Dans le domaine de la prévention sanitaire, les systèmes d'assainissement et de purification des coquillages ont historiquement été calibrés sur la bactérie Escherichia coli (E. coli). Utilisée comme indicateur de contamination fécale, cette approche a permis des avancées sanitaires majeures. Elle présente toutefois une limite : les virus, comme le norovirus, peuvent persister dans l'environnement bien après l'élimination des bactéries indicatrices. Leur structure résistante et leur faible dose infectieuse en font un "nouvel ennemi", redoutable avec les approches classiques.
Face à ce défi mondial et aux moyens de lutte encore limités, le SMBT et Sète Agglopôle, ont fait le choix d’investir le champ de la recherche, de l’expérimentation et de l’innovation. Avec l’appui des acteurs scientifiques et des professionnels de la conchyliculture, le territoire s’est engagé dans la quête d'un nouvel outil et d'une stratégie adaptée.
NoVLess : une expérimentation prometteuse
Le projet NoVLess vise à tester l’efficacité d’un système innovant de purification de l’eau, spécifiquement conçu pour cibler les pathogènes viraux.
L’objectif est d’évaluer la capacité du dispositif à extraire les norovirus présents dans l’eau de mer, puis dans les coquillages, afin de renforcer la sécurité sanitaire tout au long de la chaîne.
Menée à la Station méditerranéenne de l’environnement littoral à Sète depuis 10 mois, cette expérimentation associe chercheurs, laboratoires, professionnels de la filière, entreprises et partenaires institutionnels, dans une démarche de coopération scientifique.
Les premiers résultats sont encourageants : le système permet une extraction efficace des norovirus présents dans l’eau de mer. Les résultats concernant les coquillages sont attendus en mars 2026.

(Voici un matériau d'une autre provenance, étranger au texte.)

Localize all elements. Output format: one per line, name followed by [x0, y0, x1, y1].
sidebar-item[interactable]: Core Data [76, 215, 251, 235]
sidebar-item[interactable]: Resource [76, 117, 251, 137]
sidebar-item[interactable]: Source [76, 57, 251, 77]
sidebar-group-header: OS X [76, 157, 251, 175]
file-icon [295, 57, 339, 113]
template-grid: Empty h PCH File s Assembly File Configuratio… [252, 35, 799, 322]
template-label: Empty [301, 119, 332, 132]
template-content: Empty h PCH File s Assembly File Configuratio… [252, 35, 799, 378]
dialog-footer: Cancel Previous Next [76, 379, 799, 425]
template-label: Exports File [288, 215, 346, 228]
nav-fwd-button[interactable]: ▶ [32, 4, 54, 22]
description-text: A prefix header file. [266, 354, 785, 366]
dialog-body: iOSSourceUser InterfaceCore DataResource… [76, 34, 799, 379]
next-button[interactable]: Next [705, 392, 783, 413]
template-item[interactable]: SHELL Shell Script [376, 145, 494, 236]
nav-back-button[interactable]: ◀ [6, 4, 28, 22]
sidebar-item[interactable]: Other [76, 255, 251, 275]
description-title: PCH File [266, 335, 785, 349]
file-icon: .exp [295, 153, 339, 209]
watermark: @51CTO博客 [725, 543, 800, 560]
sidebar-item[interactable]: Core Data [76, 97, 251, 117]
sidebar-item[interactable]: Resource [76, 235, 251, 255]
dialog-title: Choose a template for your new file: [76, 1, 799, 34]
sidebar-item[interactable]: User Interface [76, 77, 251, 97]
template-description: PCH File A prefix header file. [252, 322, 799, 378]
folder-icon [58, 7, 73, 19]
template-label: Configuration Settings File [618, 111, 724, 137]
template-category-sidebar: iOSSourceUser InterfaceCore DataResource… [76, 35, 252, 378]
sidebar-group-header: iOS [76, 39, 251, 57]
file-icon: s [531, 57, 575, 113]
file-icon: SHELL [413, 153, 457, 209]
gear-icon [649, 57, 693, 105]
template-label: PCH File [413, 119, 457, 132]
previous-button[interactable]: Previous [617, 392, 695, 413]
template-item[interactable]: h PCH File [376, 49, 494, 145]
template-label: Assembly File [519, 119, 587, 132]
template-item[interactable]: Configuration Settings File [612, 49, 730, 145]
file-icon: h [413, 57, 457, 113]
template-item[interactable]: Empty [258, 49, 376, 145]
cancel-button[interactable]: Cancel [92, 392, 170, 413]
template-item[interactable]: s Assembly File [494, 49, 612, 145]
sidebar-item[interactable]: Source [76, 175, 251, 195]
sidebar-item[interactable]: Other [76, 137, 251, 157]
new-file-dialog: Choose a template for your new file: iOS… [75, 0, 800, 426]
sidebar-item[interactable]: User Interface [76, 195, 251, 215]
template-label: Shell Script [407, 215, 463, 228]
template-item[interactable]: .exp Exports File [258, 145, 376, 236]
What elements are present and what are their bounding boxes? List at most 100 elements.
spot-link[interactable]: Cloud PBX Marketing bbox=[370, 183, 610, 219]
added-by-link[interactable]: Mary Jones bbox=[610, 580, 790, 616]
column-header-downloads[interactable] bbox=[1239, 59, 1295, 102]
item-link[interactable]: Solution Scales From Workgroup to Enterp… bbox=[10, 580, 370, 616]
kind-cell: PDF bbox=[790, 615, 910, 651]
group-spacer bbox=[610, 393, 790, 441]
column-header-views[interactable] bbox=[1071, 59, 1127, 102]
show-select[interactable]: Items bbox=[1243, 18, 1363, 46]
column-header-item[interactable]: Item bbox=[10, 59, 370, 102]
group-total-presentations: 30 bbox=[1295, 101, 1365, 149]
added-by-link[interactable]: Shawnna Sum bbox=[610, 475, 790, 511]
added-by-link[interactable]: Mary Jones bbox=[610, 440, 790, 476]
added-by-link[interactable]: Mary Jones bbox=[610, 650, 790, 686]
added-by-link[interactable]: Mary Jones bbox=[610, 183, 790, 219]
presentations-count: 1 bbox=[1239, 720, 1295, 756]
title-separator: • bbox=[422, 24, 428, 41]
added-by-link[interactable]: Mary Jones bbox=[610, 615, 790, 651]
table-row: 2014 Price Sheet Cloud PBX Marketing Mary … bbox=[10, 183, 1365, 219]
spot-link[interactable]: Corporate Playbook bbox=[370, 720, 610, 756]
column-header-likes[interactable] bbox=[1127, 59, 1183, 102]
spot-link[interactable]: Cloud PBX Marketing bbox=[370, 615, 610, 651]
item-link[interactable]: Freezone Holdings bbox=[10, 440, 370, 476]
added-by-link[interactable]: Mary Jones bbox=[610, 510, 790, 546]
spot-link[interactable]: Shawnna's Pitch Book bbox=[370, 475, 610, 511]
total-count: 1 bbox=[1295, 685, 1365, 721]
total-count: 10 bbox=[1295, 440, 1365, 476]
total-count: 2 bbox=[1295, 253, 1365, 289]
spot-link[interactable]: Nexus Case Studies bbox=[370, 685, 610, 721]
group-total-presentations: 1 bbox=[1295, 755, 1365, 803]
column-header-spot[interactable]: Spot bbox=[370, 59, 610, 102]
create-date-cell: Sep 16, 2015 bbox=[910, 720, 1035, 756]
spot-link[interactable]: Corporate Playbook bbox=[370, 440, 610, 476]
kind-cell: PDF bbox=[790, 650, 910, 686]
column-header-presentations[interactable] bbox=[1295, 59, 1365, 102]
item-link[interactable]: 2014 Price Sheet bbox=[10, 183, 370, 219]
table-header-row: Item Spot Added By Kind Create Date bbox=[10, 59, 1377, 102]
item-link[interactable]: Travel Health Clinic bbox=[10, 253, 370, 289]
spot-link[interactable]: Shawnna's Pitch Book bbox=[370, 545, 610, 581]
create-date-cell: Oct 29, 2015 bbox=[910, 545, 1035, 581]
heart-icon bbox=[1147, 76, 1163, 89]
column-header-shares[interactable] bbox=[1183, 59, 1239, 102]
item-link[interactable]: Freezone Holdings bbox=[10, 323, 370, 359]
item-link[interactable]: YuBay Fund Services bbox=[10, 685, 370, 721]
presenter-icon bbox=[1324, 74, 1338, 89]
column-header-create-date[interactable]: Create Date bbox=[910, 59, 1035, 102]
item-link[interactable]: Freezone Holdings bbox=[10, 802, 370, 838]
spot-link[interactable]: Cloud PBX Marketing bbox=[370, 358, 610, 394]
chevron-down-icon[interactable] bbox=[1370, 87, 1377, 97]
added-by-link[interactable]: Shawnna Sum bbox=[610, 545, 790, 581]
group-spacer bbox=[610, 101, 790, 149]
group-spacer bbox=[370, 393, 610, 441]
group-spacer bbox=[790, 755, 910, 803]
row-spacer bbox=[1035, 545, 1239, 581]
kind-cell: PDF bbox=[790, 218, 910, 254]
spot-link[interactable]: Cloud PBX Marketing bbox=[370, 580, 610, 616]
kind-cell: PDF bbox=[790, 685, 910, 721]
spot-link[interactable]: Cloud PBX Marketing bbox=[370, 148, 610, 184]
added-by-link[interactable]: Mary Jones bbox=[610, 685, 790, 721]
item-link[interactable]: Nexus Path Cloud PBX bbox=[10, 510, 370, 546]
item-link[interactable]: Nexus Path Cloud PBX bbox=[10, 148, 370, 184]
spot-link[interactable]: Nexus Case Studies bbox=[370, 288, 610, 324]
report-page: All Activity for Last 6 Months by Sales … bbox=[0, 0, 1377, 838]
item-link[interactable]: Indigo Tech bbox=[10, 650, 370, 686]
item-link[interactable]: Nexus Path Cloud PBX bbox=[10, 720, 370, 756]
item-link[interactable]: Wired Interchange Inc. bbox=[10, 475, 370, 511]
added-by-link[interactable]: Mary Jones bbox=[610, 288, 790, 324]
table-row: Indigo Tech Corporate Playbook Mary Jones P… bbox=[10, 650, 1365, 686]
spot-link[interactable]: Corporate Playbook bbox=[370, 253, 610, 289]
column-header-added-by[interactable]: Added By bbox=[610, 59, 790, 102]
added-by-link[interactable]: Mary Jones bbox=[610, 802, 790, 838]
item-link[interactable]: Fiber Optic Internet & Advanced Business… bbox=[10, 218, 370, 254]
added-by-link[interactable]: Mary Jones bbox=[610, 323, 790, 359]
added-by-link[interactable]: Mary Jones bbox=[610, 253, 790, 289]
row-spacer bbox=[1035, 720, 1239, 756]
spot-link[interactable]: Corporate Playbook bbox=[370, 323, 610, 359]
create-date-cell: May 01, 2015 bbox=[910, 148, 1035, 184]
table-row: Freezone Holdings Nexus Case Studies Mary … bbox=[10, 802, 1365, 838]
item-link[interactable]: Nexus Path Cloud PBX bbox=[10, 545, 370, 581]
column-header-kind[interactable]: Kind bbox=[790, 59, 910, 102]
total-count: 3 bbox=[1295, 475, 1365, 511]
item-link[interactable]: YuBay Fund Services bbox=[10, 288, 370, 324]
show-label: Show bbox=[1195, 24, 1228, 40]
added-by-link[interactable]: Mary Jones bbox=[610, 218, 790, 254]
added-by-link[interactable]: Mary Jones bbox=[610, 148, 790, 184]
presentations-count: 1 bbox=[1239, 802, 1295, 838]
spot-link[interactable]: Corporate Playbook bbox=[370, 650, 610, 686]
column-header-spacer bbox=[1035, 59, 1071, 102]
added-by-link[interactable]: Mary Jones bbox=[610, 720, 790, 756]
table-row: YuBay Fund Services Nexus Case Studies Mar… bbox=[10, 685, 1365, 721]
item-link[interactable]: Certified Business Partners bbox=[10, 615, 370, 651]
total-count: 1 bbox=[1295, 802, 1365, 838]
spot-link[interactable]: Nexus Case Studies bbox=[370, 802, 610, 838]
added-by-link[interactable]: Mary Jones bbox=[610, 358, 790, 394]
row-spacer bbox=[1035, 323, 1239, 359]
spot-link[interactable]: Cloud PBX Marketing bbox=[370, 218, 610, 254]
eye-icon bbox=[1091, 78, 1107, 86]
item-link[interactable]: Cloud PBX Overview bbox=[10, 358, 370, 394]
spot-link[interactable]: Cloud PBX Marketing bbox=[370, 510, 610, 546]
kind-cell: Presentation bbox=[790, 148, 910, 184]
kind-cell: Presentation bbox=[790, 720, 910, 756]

Cette expérimentation fait suite à de nombreux tests sur le norovirus ,
Entre 2021 et 2022, une première piste a été explorée : l’utilisation de l’acide performique (DésinFix - Kemira), un puissant agent oxydant déjà reconnu pour son efficacité sur de nombreux micro-organismes.
Des essais ont été menés en laboratoire, puis à l’échelle d’une station de traitement des eaux usées, accompagnés de suivis environnementaux rigoureux afin d’en vérifier les effets sur le milieu.
Ce projet a suscité des espoirs à l'échelle nationale (Comité National de la Conchyliculture, Syndicat des eaux de Paris…). Cependant, les résultats se sont révélés décevants. Le produit est efficace contre le norovirus et sans impact négatif avéré sur l’environnement, mais les doses nécessaires ne sont pas compatibles avec les conditions normales d’exploitation d’une station d’épuration ou de réseaux d’assainissement. Cette étape a été fondamentale : elle a démontré que la solution ne pouvait pas être un simple "ajustement" des pratiques existantes, mais nécessitait une innovation de rupture.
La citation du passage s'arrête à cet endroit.